In our capacity as counsel to the Company, we have examined, among other
things, originals, or copies identified to our satisfaction as being true
copies, of the following:
(a) Sections titled "Risk Factors-Litigation," and "Business-Litigation,"
(the "Litigation Sections") of the Registration Statement on Form S-1 (File
No. 333-___) initially filed by the Company with the Securities and Exchange
Commission (the "Commission") on December __, 1996, for the purpose of
registering the sale of shares of the Company's common stock under the
Securities Act of 1933, as amended (the "Act"); and the final Prospectus in
the form filed with the Commission on ______ 1997, pursuant to Rule 424(b)[1]
or [4] under the Act.
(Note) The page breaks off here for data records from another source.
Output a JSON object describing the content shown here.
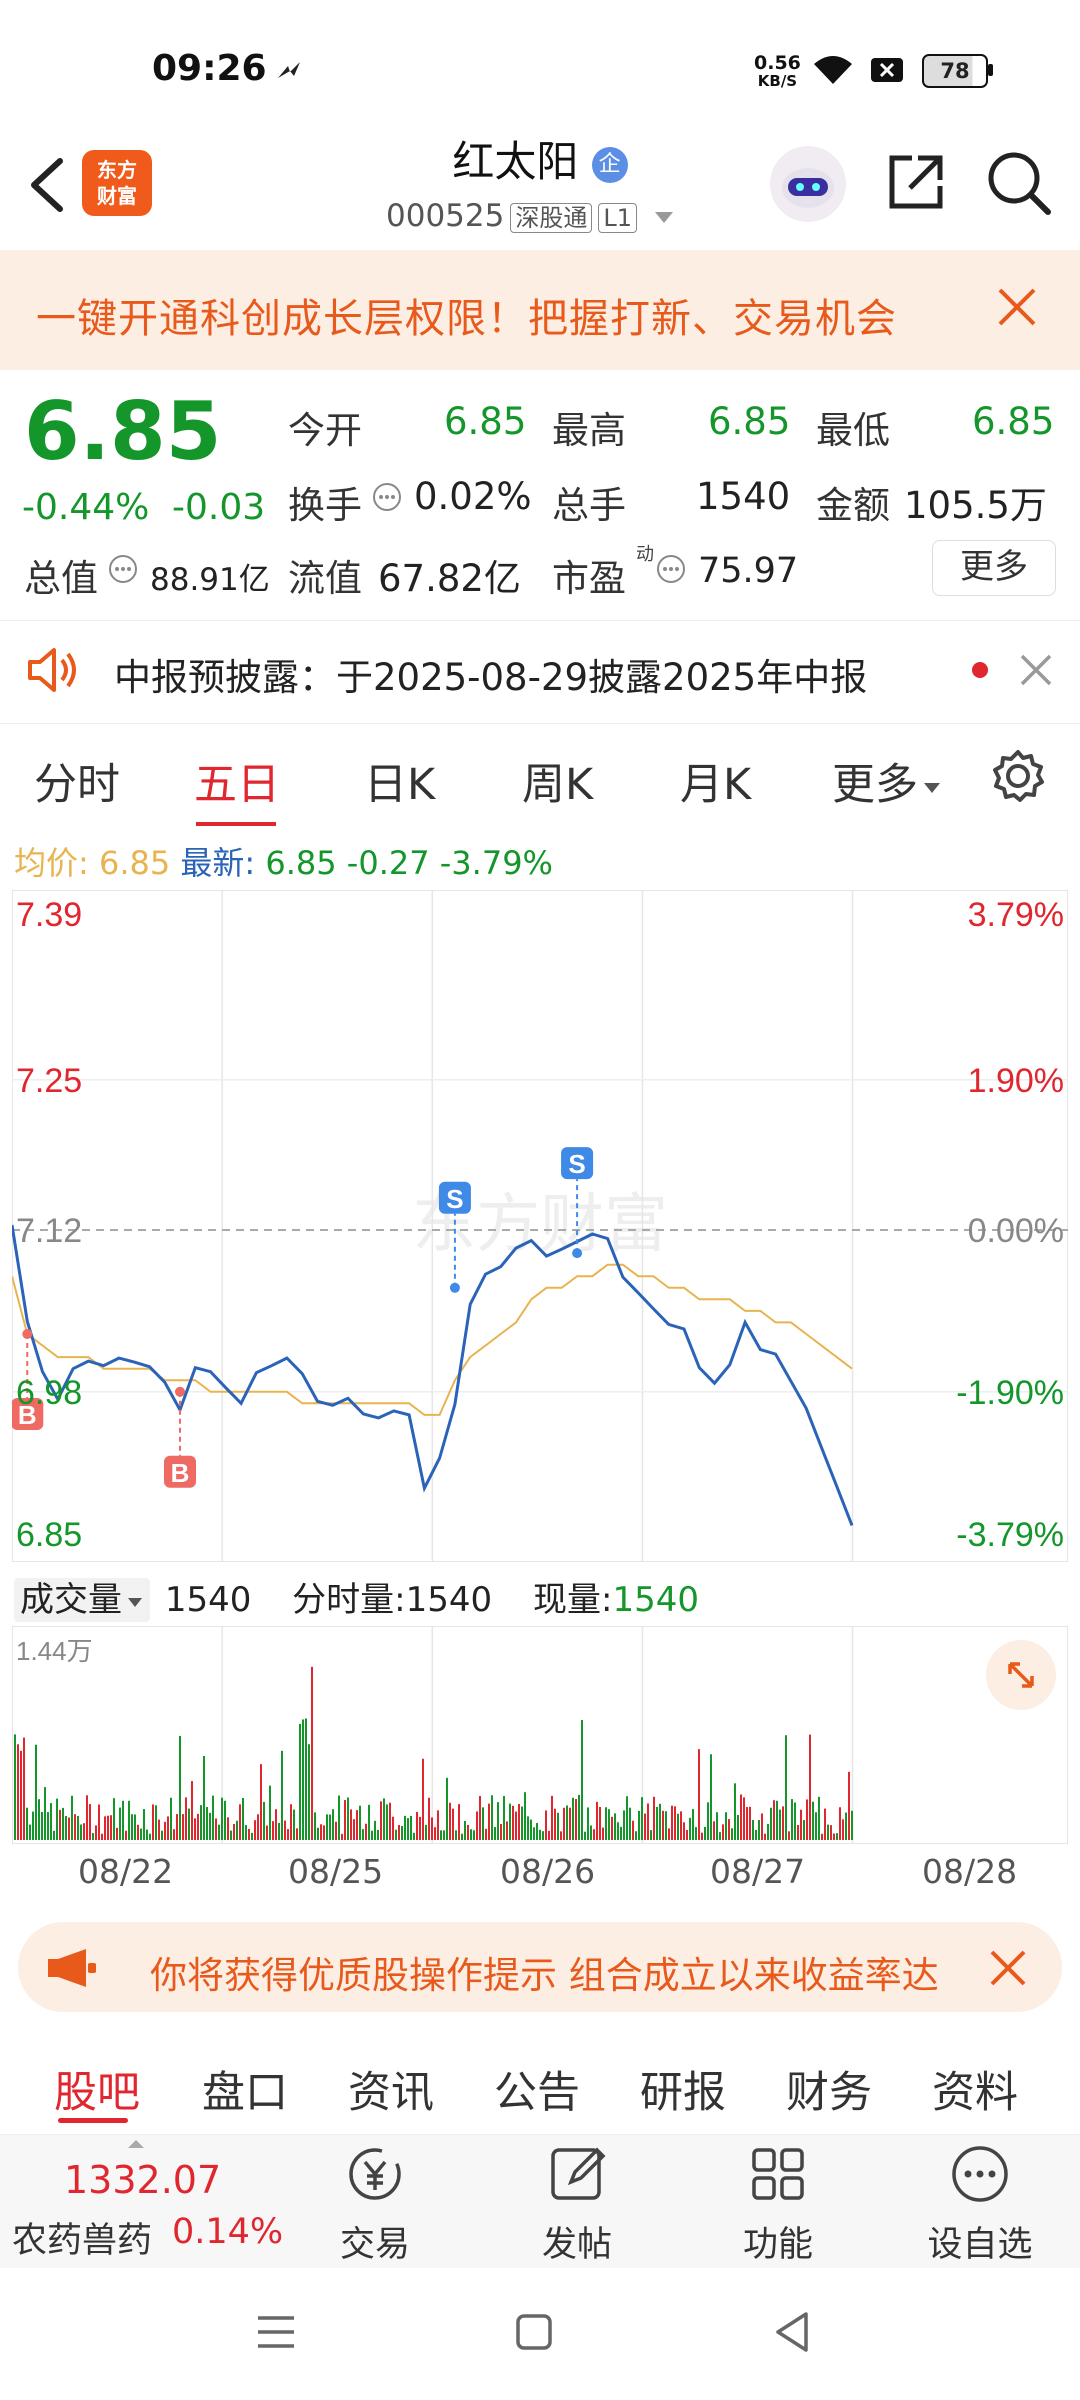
{
  "status_bar": {
    "time": "09:26",
    "net_speed_value": "0.56",
    "net_speed_unit": "KB/S",
    "battery": "78"
  },
  "header": {
    "logo_text_line1": "东方",
    "logo_text_line2": "财富",
    "stock_name": "红太阳",
    "badge": "企",
    "stock_code": "000525",
    "connect_tag": "深股通",
    "level_tag": "L1"
  },
  "banner": {
    "text": "一键开通科创成长层权限！把握打新、交易机会"
  },
  "quote": {
    "price": "6.85",
    "change_pct": "-0.44%",
    "change_abs": "-0.03",
    "stats": {
      "open_label": "今开",
      "open": "6.85",
      "high_label": "最高",
      "high": "6.85",
      "low_label": "最低",
      "low": "6.85",
      "turnover_label": "换手",
      "turnover": "0.02%",
      "volume_label": "总手",
      "volume": "1540",
      "amount_label": "金额",
      "amount": "105.5万",
      "mktcap_label": "总值",
      "mktcap": "88.91亿",
      "float_label": "流值",
      "float": "67.82亿",
      "pe_label": "市盈",
      "pe_sup": "动",
      "pe": "75.97"
    },
    "more_label": "更多"
  },
  "notice": {
    "text": "中报预披露：于2025-08-29披露2025年中报"
  },
  "chart_tabs": [
    "分时",
    "五日",
    "日K",
    "周K",
    "月K",
    "更多"
  ],
  "chart_tab_active": "五日",
  "avg_line": {
    "avg_label": "均价:",
    "avg_value": "6.85",
    "latest_label": "最新:",
    "latest_value": "6.85",
    "change": "-0.27",
    "change_pct": "-3.79%"
  },
  "chart_data": {
    "type": "line",
    "title": "",
    "x_dates": [
      "08/22",
      "08/25",
      "08/26",
      "08/27",
      "08/28"
    ],
    "y_ticks": [
      "7.39",
      "7.25",
      "7.12",
      "6.98",
      "6.85"
    ],
    "y_pct_ticks": [
      "3.79%",
      "1.90%",
      "0.00%",
      "-1.90%",
      "-3.79%"
    ],
    "ylim": [
      6.85,
      7.39
    ],
    "prev_close": 7.12,
    "watermark": "东方财富",
    "series": [
      {
        "name": "price",
        "color": "#2a63b8",
        "values": [
          7.12,
          7.04,
          7.0,
          6.97,
          7.0,
          7.01,
          7.0,
          7.01,
          7.01,
          7.0,
          6.99,
          6.96,
          7.0,
          7.0,
          6.98,
          6.97,
          7.0,
          7.0,
          7.01,
          7.0,
          6.97,
          6.97,
          6.97,
          6.96,
          6.96,
          6.96,
          6.96,
          6.9,
          6.92,
          6.97,
          7.06,
          7.08,
          7.09,
          7.1,
          7.11,
          7.1,
          7.1,
          7.11,
          7.12,
          7.11,
          7.08,
          7.07,
          7.05,
          7.04,
          7.03,
          7.0,
          6.99,
          7.0,
          7.04,
          7.02,
          7.01,
          6.99,
          6.97,
          6.93,
          6.9,
          6.86
        ]
      },
      {
        "name": "avg",
        "color": "#e8b450",
        "values": [
          7.08,
          7.03,
          7.02,
          7.01,
          7.01,
          7.01,
          7.0,
          7.0,
          7.0,
          7.0,
          6.99,
          6.99,
          6.99,
          6.98,
          6.98,
          6.98,
          6.98,
          6.98,
          6.98,
          6.97,
          6.97,
          6.97,
          6.97,
          6.97,
          6.97,
          6.97,
          6.97,
          6.96,
          6.96,
          6.99,
          7.01,
          7.02,
          7.03,
          7.04,
          7.06,
          7.07,
          7.07,
          7.08,
          7.08,
          7.09,
          7.09,
          7.08,
          7.08,
          7.07,
          7.07,
          7.06,
          7.06,
          7.06,
          7.05,
          7.05,
          7.04,
          7.04,
          7.03,
          7.02,
          7.01,
          7.0
        ]
      }
    ],
    "markers": [
      {
        "label": "B",
        "type": "buy",
        "x_index": 1,
        "price": 7.03
      },
      {
        "label": "B",
        "type": "buy",
        "x_index": 11,
        "price": 6.98
      },
      {
        "label": "S",
        "type": "sell",
        "x_index": 29,
        "price": 7.07
      },
      {
        "label": "S",
        "type": "sell",
        "x_index": 37,
        "price": 7.1
      }
    ]
  },
  "volume": {
    "selector_label": "成交量",
    "total": "1540",
    "tick_label": "分时量:",
    "tick_value": "1540",
    "current_label": "现量:",
    "current_value": "1540",
    "max_label": "1.44万"
  },
  "promo": {
    "text": "你将获得优质股操作提示 组合成立以来收益率达"
  },
  "bottom_tabs": [
    "股吧",
    "盘口",
    "资讯",
    "公告",
    "研报",
    "财务",
    "资料"
  ],
  "bottom_tab_active": "股吧",
  "bottom_bar": {
    "index_value": "1332.07",
    "index_name": "农药兽药",
    "index_change": "0.14%",
    "items": [
      "交易",
      "发帖",
      "功能",
      "设自选"
    ]
  },
  "colors": {
    "up": "#e0262e",
    "down": "#14962b",
    "accent": "#e85a1b",
    "line": "#2a63b8",
    "avg": "#e8b450"
  }
}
Such Registration Statement when it became effective
(including the information deemed to be part of the Registration Statement at
the time it became effective pursuant to Rule 430A of the Rules and
Regulations under the Act), is herein referred to as the "Registration
Statement," and such Prospectus in the form delivered for filing with the
Commission pursuant to Rule 424(b) is herein referred to as the "Prospectus";
(b) Documents relating to the Litigation, including review of the
circumstances of the Litigation with the Company; and
(c) Interviews with interested personnel at the Company regarding the
circumstances of the Litigation.
Although we have not independently verified and are not passing upon the
accuracy, completeness or fairness of the statements contained in the
Litigation Sections, no facts or other information has come to our attention
which lead us to believe that the Litigation Sections of the Registration
Statement, on the effective date of the Registration Statement, contained an
untrue statement of a material fact or omitted to state a material fact
required to be stated therein or necessary to make the statements contained
therein not misleading or that the Litigation Sections of the Prospectus, on
the date thereof or on the date hereof, contained or contains an untrue
statement of a material fact or omitted or omits to state a material fact
required to be stated therein or necessary to make the statements contained
therein, in light of the circumstances under which they were made, not
misleading (it being understood that we express no view with respect to any
other sections of the Registration Statement, the Prospectus, or any other
document).
The opinions expressed herein are limited to the laws of the State of
California and the federal laws of the United States, and we express no
opinion as to the effect on the matters covered by this letter of the laws of
any other jurisdiction.
The opinions expressed herein are rendered solely for your benefit in
connection with the transactions described herein. Those opinions may not be
used or relied upon by any other person, nor may this letter or any copies
thereof be furnished to a third party, filed with a governmental agency,
quoted, cited or otherwise referred to without our prior written consent.